Ultimo aggiornamento  20 luglio 2019 11:32

Cina, Xpeng sfida Tesla.

Patrizia Licata ·

La sfida cinese a Tesla è partita. Xpeng Motors, costruttore di auto elettriche di Guangzhou, ha annunciato che venderà dal 12 dicembre in Cina il suo primo modello per il mercato di massa, il suv a batteria G3.

Autonomia dichiarata di 350 chilometri, parabrezza panoramico, fanali in stile "Guerre stellari", interni e strumentazione di bordo che ricordano da vicino la Model S, la full-electric di Xpeng (o Xiaopeng, secondo il nome cinese) usa una tecnologia per la propulsione in parte derivata da brevetti Tesla pubblicamente disponibili.

Prezzo imbattibile

Non è però tutto un "clone di Tesla", come hanno scritto alcuni commentatori: Xpeng ha anche un robusto dipartimento di ricerca e sviluppo, che impiega due terzi del suo staff totale (3mila persone).

Il G3 include un assistente vocale con intelligenza artificiale, funzionalità auto parking e di guida assistita che saranno costantemente aggiornate. Nei prossimi 12 mesi Xpeng installerà anche 200 punti di ricarica super-veloce in 30 città cinesi; 100 sono già attivi. Il costo del G3 sarà compreso tra 200mila e 280mila  yuan (circa 25mila-35mila euro) contro gli 850mila yuan di una Model S.

Quanto conta la Cina

Nonostante prezzi che permettono di raggiungere solo la fascia alta dei consumatori, Tesla esporta circa 15mila veicoli l'anno in Cina che, nel 2017, ha assorbito il 17% delle sue vendite complessive.

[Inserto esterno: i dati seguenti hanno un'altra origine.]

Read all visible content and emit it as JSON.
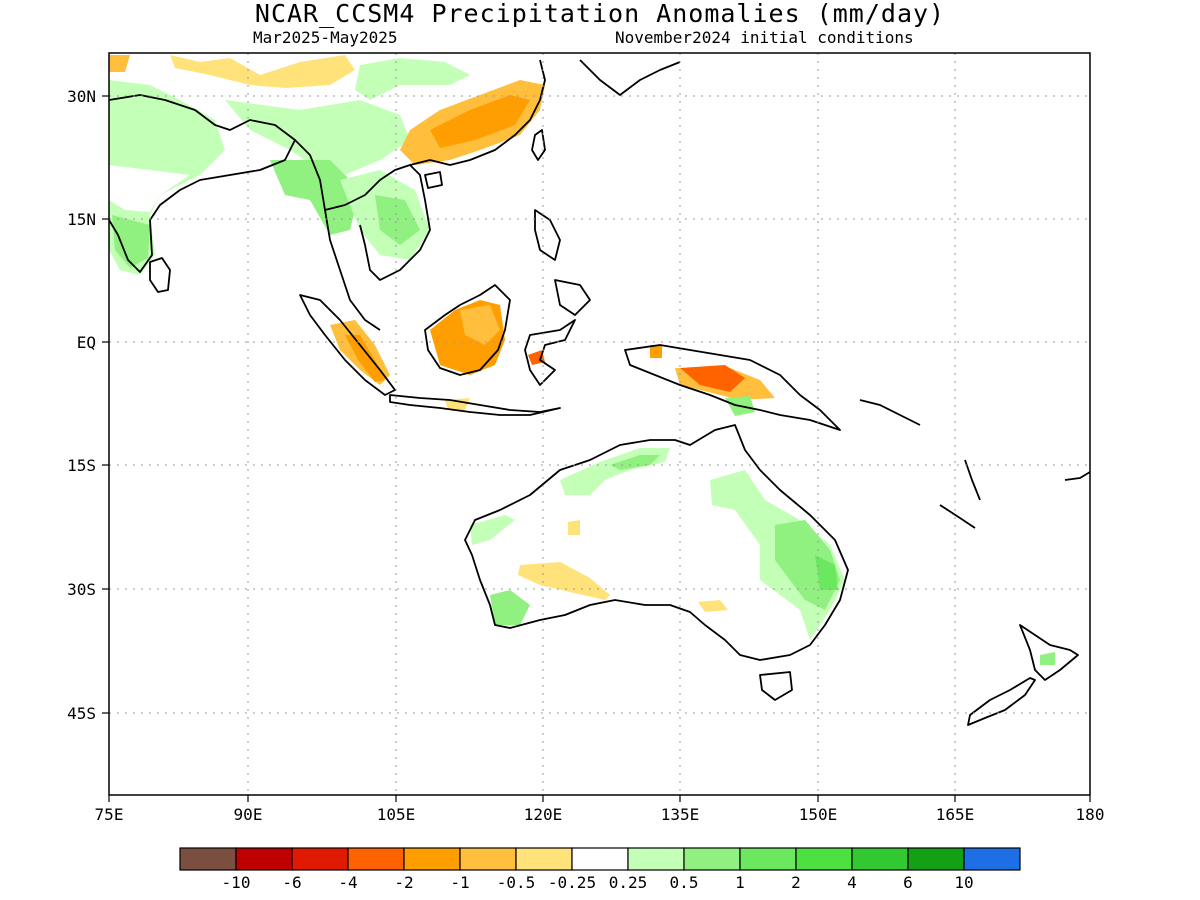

Elon Musk, boss di Tesla, deve però fronteggiare  una concorrenza locale crescente: nei mesi scorsi le startup delle auto a batteria WM Motor e Nio hanno avviato le loro vendite nel Paese e puntano ciascuna a piazzare 10mila veicoli sul mercato entro fine anno.

Strategie a confronto

Le aziende cinesi dell'auto elettrica hanno accesso agevolato ai capitali e sono protette dalla strategia Made in China 2025 con cui Pechino vuole stabilire il suo primato tecnologico in industrie strategiche che includono le nuove fonti di energia e la mobilità green. Per questo Musk sta trattando per aprire una fabbrica a Shanghai: costruendo localmente Tesla potrà ridurre i prezzi delle sue supercar (e anche evitare i dazi che la Cina ha imposto in estate alle importazioni d'auto americane come reazione a quelli varati dagli Stati Uniti su centinaia di prodotti cinesi).

Battaglia sulla tecnologia

Tra gli investitori di Xpeng ci sono il gigante cinese dell'e-commerce Alibaba e la multinazionale taiwanese Foxconn Technology, che a gennaio hanno guidato un round di finanziamenti da 350 milioni di dollari. Le sue rivali nazionali WM Motor e Nio sono sostenute rispettivamente dai capitali dei due colossi cinesi della tecnologia Tencent e Baidu, quest'ultima è specialista in intelligenza artificiale e automazione, altri settori strategici del Made in China 2025. "Bisogna guadagnarsi la fiducia dei consumatori e costruire una reputazione per l'industria dell'auto elettrica cinese", ha affermato il presidente e amministratore delegato di Xpeng, He Xiaopeng. "Puntiamo su qualità e sicurezza per offrire il meglio ai clienti".